Headless and CI/CD
Run Claude Code in non-interactive workflows with clear inputs, outputs, and guardrails.
Key takeaways
claude -p(--print) runs Claude Code non-interactively as the Agent SDK via the CLI; it works best for narrow tasks with machine-readable or easily reviewable output.- Start scripted runs with
--bareso they skip auto-discovery of hooks, skills, MCP, andCLAUDE.mdand behave the same everywhere — Anthropic's recommended (and future-default) CI mode. - Shape output with
--output-format(text,json,stream-json) and force a schema with--json-schema; pipe input via stdin (capped at 10MB as of v2.1.128). - Recent v2.1.181~v2.1.190 builds improved structured-output determinism and non-interactive fallback behavior, but CI should still validate the schema and preserve raw output on failure.
- Guard CI with least-privilege flags:
--allowedTools,--permission-mode dontAsk,--max-turns, and--max-budget-usd; avoidbypassPermissionsunless the environment is fully trusted. - Background sessions (
--bg) and agent view manage long-running jobs, but slash commands like/runand/verifyare interactive-only and cannot be invoked in-pmode.
Headless Claude Code works best when the task is narrow and the expected output is machine-readable or easy to review.

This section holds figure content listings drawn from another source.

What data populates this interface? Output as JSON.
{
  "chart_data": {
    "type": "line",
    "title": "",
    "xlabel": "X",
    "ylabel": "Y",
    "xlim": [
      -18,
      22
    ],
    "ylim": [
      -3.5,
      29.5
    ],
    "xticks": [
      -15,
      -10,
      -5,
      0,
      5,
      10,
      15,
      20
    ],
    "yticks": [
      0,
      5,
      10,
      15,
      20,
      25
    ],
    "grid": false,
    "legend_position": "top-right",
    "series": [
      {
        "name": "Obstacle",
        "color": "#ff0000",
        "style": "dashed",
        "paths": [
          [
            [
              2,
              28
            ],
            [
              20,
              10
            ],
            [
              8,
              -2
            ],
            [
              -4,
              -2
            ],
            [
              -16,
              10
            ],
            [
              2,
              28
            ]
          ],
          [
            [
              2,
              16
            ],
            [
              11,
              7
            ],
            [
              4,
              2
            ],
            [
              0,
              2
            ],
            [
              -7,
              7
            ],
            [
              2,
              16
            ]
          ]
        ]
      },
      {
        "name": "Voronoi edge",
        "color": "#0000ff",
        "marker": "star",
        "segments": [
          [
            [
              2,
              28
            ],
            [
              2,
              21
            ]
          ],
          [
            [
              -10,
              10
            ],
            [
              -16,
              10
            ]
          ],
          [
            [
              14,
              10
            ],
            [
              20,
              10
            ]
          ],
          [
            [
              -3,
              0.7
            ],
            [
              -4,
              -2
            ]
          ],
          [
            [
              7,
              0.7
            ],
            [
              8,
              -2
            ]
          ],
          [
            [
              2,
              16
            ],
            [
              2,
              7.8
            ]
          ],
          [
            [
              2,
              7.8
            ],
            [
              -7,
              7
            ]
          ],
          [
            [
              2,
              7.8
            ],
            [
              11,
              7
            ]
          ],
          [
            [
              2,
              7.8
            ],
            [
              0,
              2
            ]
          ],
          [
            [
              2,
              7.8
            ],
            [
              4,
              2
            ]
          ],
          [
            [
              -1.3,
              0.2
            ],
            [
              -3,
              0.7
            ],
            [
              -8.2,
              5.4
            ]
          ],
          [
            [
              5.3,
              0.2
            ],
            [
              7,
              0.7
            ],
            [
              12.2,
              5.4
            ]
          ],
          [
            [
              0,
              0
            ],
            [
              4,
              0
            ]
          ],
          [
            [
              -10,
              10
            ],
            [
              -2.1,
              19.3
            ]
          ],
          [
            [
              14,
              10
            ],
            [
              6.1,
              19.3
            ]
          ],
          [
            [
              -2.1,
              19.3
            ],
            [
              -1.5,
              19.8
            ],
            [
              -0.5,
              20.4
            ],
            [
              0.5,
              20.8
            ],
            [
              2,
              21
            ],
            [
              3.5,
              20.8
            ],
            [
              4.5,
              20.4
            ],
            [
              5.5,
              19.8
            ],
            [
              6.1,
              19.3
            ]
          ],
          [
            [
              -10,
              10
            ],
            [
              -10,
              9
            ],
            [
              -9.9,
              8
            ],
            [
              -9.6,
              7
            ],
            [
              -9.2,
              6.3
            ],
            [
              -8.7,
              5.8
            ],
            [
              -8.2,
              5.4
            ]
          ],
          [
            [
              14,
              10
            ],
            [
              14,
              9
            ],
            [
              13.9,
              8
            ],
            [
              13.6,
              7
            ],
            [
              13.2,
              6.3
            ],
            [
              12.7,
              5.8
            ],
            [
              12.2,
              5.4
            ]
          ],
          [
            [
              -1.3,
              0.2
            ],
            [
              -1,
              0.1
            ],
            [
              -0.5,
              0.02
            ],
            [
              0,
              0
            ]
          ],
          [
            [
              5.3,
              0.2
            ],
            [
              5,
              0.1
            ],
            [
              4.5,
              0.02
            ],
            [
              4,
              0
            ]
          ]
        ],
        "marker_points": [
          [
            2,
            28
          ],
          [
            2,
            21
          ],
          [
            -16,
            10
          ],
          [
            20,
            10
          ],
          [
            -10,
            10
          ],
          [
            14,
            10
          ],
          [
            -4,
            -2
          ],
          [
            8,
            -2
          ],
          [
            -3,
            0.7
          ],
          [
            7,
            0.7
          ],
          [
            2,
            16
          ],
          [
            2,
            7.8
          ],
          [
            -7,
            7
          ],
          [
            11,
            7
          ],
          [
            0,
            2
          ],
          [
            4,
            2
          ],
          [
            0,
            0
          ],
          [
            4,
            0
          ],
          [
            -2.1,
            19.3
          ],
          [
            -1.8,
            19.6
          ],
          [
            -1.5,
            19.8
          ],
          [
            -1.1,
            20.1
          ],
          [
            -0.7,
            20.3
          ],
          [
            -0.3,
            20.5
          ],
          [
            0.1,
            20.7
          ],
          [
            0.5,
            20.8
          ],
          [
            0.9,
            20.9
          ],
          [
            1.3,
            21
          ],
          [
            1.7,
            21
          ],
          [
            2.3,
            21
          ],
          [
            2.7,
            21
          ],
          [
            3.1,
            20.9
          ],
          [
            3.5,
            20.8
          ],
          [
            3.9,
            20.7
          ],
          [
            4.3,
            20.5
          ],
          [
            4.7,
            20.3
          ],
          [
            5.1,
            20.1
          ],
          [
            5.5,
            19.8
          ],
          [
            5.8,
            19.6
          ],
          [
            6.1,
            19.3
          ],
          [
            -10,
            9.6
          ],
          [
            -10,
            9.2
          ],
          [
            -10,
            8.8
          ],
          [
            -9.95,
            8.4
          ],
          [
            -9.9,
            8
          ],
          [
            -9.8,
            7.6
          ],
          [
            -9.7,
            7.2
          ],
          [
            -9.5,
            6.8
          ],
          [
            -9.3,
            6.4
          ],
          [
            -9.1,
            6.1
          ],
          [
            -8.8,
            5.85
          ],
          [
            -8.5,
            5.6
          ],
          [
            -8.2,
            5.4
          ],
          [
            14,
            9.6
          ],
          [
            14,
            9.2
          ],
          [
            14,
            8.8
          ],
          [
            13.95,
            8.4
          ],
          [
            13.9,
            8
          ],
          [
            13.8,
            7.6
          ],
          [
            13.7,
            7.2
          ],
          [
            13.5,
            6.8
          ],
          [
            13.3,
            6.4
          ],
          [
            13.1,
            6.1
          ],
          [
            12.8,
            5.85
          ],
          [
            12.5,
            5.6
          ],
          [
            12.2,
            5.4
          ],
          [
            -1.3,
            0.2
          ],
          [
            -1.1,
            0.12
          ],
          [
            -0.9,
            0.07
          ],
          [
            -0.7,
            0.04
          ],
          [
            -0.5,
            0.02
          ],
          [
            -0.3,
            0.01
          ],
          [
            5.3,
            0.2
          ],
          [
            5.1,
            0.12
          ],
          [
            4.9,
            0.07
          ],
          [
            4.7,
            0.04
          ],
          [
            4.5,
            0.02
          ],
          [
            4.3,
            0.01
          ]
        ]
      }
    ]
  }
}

In the official documentation this mode is now called "Run Claude Code programmatically." Adding the
-p (or --print) flag to any claude command runs it non-interactively, and Anthropic frames
this as using the Agent SDK via the CLI — the same agent loop, tools, and context management that
power interactive Claude Code. For full programmatic control with native message objects and tool
approval callbacks, use the Python or TypeScript Agent SDK packages instead.
Agent SDK credit (effective June 15, 2026)
Starting June 15, 2026, Agent SDK and claude -p usage on subscription plans draws from a separate
monthly Agent SDK credit, distinct from interactive usage limits. Plan CI budgets accordingly. API
key, Bedrock, Vertex, and Foundry usage is billed through those providers as usual.
Good Headless Tasks
- Generate a changelog summary from a known diff.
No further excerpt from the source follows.